Biological Processes 100 (BP 100) is a set of experimental protocols and procedures used in various scientific fields to advance research.
These protocols can be found in the literature, preprints, and patents, and are designed to enhance the reproducibility and efficiency of experiments.
The PubCompare.ai platform is an AI-driven tool that helps researchers identify the optimal BP 100 protocols and products for their research needs.
By leveraging AI-driven comparisons, researchers can discover the best BP 100 protocols and products, ultimately taking their experiments to the next level.
BP 100 protocols are often utilized in conjunction with other advanced technologies and techniques, such as HiSeq 2000, HiSeq 2500, Agilent 2100 Bioanalyzer, NovaSeq 6000, RNeasy Mini Kit, 2100 Bioanalyzer, TRIzol reagent, HiSeq 4000, HiSeq 2000 platform, and HiSeq 2500 platform.
These technologies can be used to enhance the quality, efficiency, and reproducibility of BP 100 experiments.

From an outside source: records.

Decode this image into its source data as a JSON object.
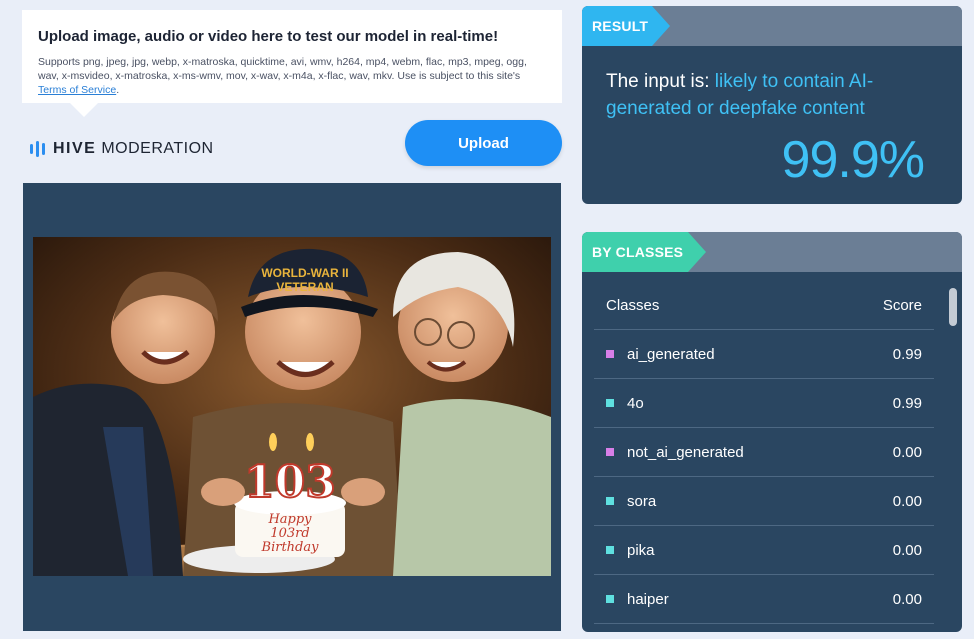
{
  "upload": {
    "title": "Upload image, audio or video here to test our model in real-time!",
    "description": "Supports png, jpeg, jpg, webp, x-matroska, quicktime, avi, wmv, h264, mp4, webm, flac, mp3, mpeg, ogg, wav, x-msvideo, x-matroska, x-ms-wmv, mov, x-wav, x-m4a, x-flac, wav, mkv. Use is subject to this site's",
    "terms_link": "Terms of Service",
    "terms_suffix": ".",
    "button_label": "Upload"
  },
  "brand": {
    "name_bold": "HIVE",
    "name_light": "MODERATION",
    "logo_color": "#2b8ef0"
  },
  "preview": {
    "cake_number": "103",
    "cake_line1": "Happy",
    "cake_line2": "103rd",
    "cake_line3": "Birthday",
    "cap_line1": "WORLD-WAR II",
    "cap_line2": "VETERAN"
  },
  "result": {
    "tag": "RESULT",
    "prefix": "The input is:",
    "verdict": "likely to contain AI-generated or deepfake content",
    "percentage": "99.9%"
  },
  "classes": {
    "tag": "BY CLASSES",
    "col_class": "Classes",
    "col_score": "Score",
    "rows": [
      {
        "name": "ai_generated",
        "score": "0.99",
        "color": "#d77fe8"
      },
      {
        "name": "4o",
        "score": "0.99",
        "color": "#5fe0e0"
      },
      {
        "name": "not_ai_generated",
        "score": "0.00",
        "color": "#d77fe8"
      },
      {
        "name": "sora",
        "score": "0.00",
        "color": "#5fe0e0"
      },
      {
        "name": "pika",
        "score": "0.00",
        "color": "#5fe0e0"
      },
      {
        "name": "haiper",
        "score": "0.00",
        "color": "#5fe0e0"
      }
    ]
  },
  "colors": {
    "accent": "#1e8ff5",
    "panel": "#2a4661",
    "result_highlight": "#3fc1f5",
    "tag_blue": "#2fb6f0",
    "tag_green": "#3fd0ac"
  }
}
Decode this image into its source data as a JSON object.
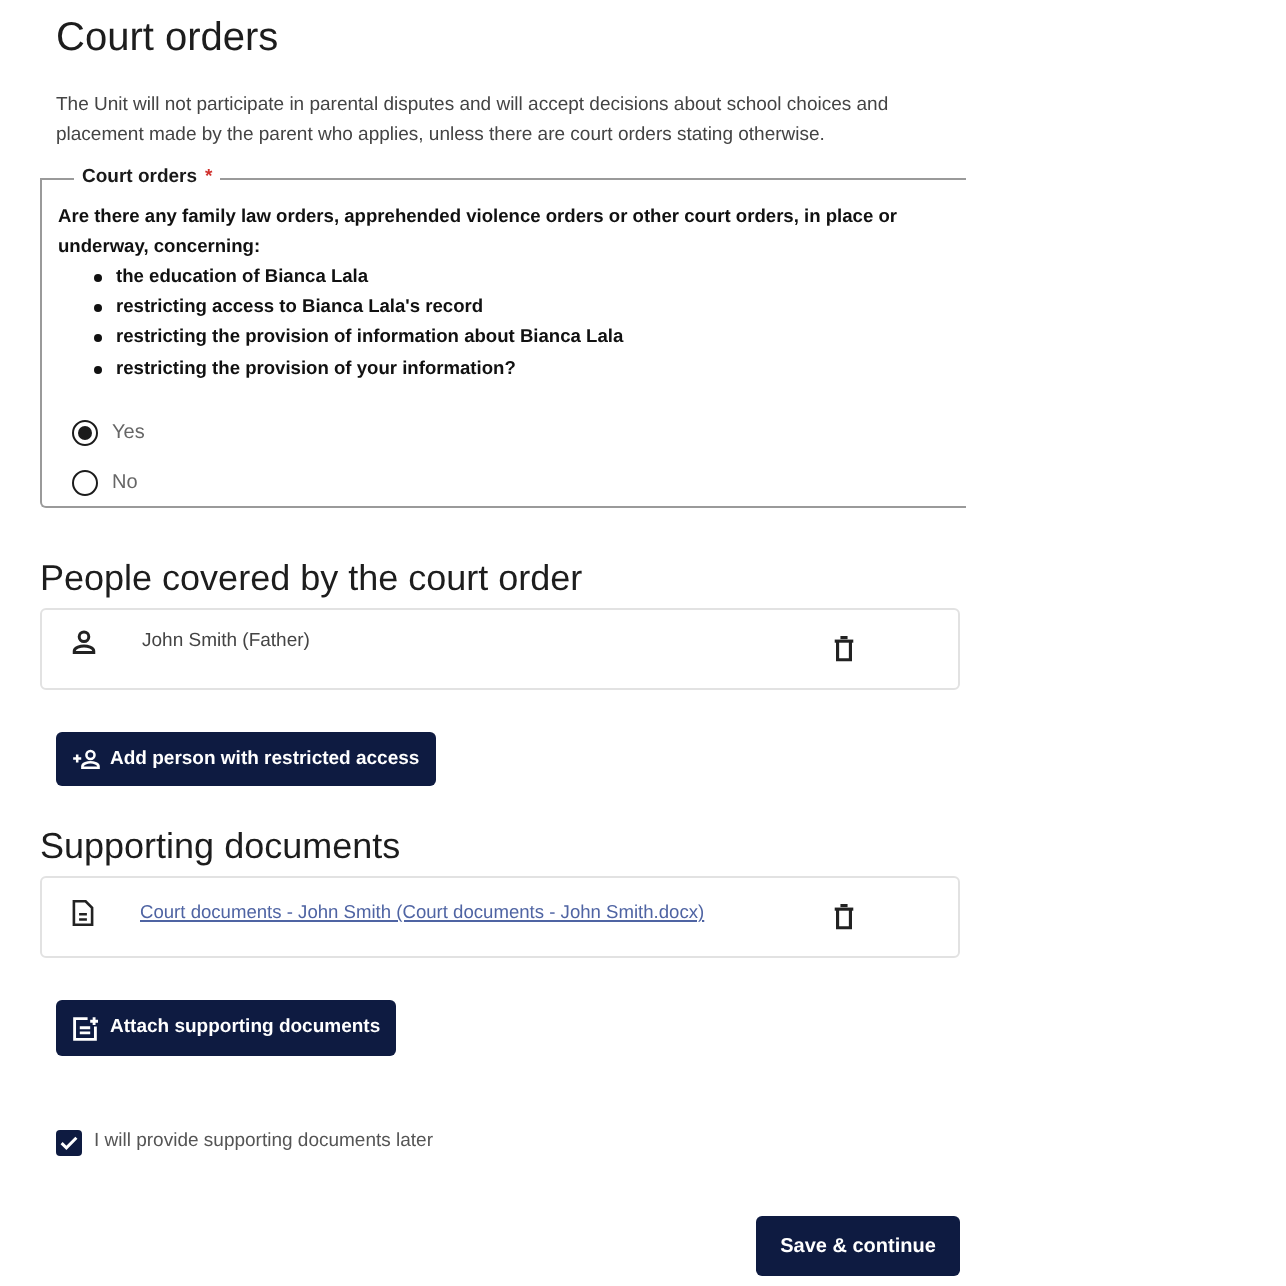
{
  "page": {
    "title": "Court orders",
    "intro": "The Unit will not participate in parental disputes and will accept decisions about school choices and placement made by the parent who applies, unless there are court orders stating otherwise."
  },
  "court_orders": {
    "legend": "Court orders",
    "required_mark": "*",
    "question": "Are there any family law orders, apprehended violence orders or other court orders, in place or underway, concerning:",
    "bullets": [
      "the education of Bianca Lala",
      "restricting access to Bianca Lala's record",
      "restricting the provision of information about Bianca Lala",
      "restricting the provision of your information?"
    ],
    "options": [
      {
        "label": "Yes",
        "selected": true
      },
      {
        "label": "No",
        "selected": false
      }
    ]
  },
  "people": {
    "heading": "People covered by the court order",
    "items": [
      {
        "name": "John Smith (Father)"
      }
    ],
    "add_button": "Add person with restricted access"
  },
  "documents": {
    "heading": "Supporting documents",
    "items": [
      {
        "name": "Court documents - John Smith (Court documents - John Smith.docx)"
      }
    ],
    "attach_button": "Attach supporting documents",
    "provide_later": {
      "label": "I will provide supporting documents later",
      "checked": true
    }
  },
  "save_button": "Save & continue"
}
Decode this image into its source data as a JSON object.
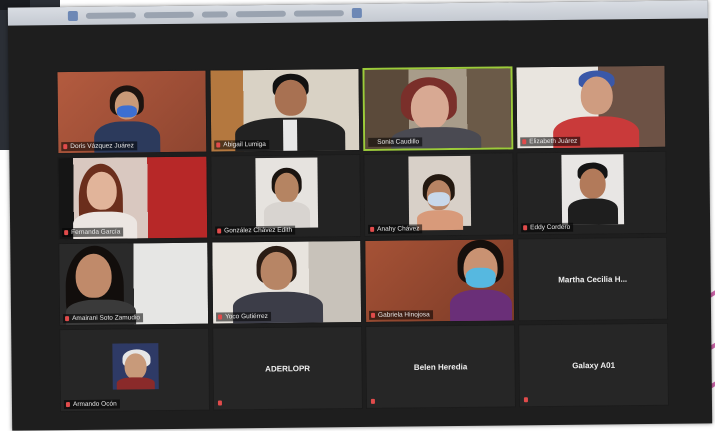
{
  "participants": [
    {
      "name": "Doris Vázquez Juárez",
      "muted": true,
      "video": true
    },
    {
      "name": "Abigail Lumiga",
      "muted": true,
      "video": true
    },
    {
      "name": "Sonia Caudillo",
      "muted": false,
      "video": true,
      "active_speaker": true
    },
    {
      "name": "Elizabeth Juárez",
      "muted": true,
      "video": true
    },
    {
      "name": "Fernanda García",
      "muted": true,
      "video": true
    },
    {
      "name": "González Chávez Edith",
      "muted": true,
      "video": true
    },
    {
      "name": "Anahy Chávez",
      "muted": true,
      "video": true
    },
    {
      "name": "Eddy Cordero",
      "muted": true,
      "video": true
    },
    {
      "name": "Amairani Soto Zamudio",
      "muted": true,
      "video": true
    },
    {
      "name": "Yoco Gutiérrez",
      "muted": true,
      "video": true
    },
    {
      "name": "Gabriela Hinojosa",
      "muted": true,
      "video": true
    },
    {
      "name": "Martha Cecilia H...",
      "muted": false,
      "video": false
    },
    {
      "name": "Armando Ocón",
      "muted": true,
      "video": false,
      "avatar": true
    },
    {
      "name": "ADERLOPR",
      "muted": true,
      "video": false
    },
    {
      "name": "Belen Heredia",
      "muted": true,
      "video": false
    },
    {
      "name": "Galaxy A01",
      "muted": true,
      "video": false
    }
  ],
  "colors": {
    "window_bg": "#1e1e1e",
    "active_border": "#9ccb3a",
    "muted_icon": "#e14b4b",
    "accent_stripe": "#c24a9a"
  }
}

By understanding and leveraging the power of BP 100 protocols and the PubCompare.ai platform, researchers can achieve their research goals more effectively, leading to advancements in various scientific fields.
The platform's AI-driven comparisons and insights can help researchers discover the optimal protocols and products, ultimately enhancing the reproducibility and efficiency of their experiments.
Dicsover the power of PubCompare.ai and take your BP 100 experiments to the next leveel today.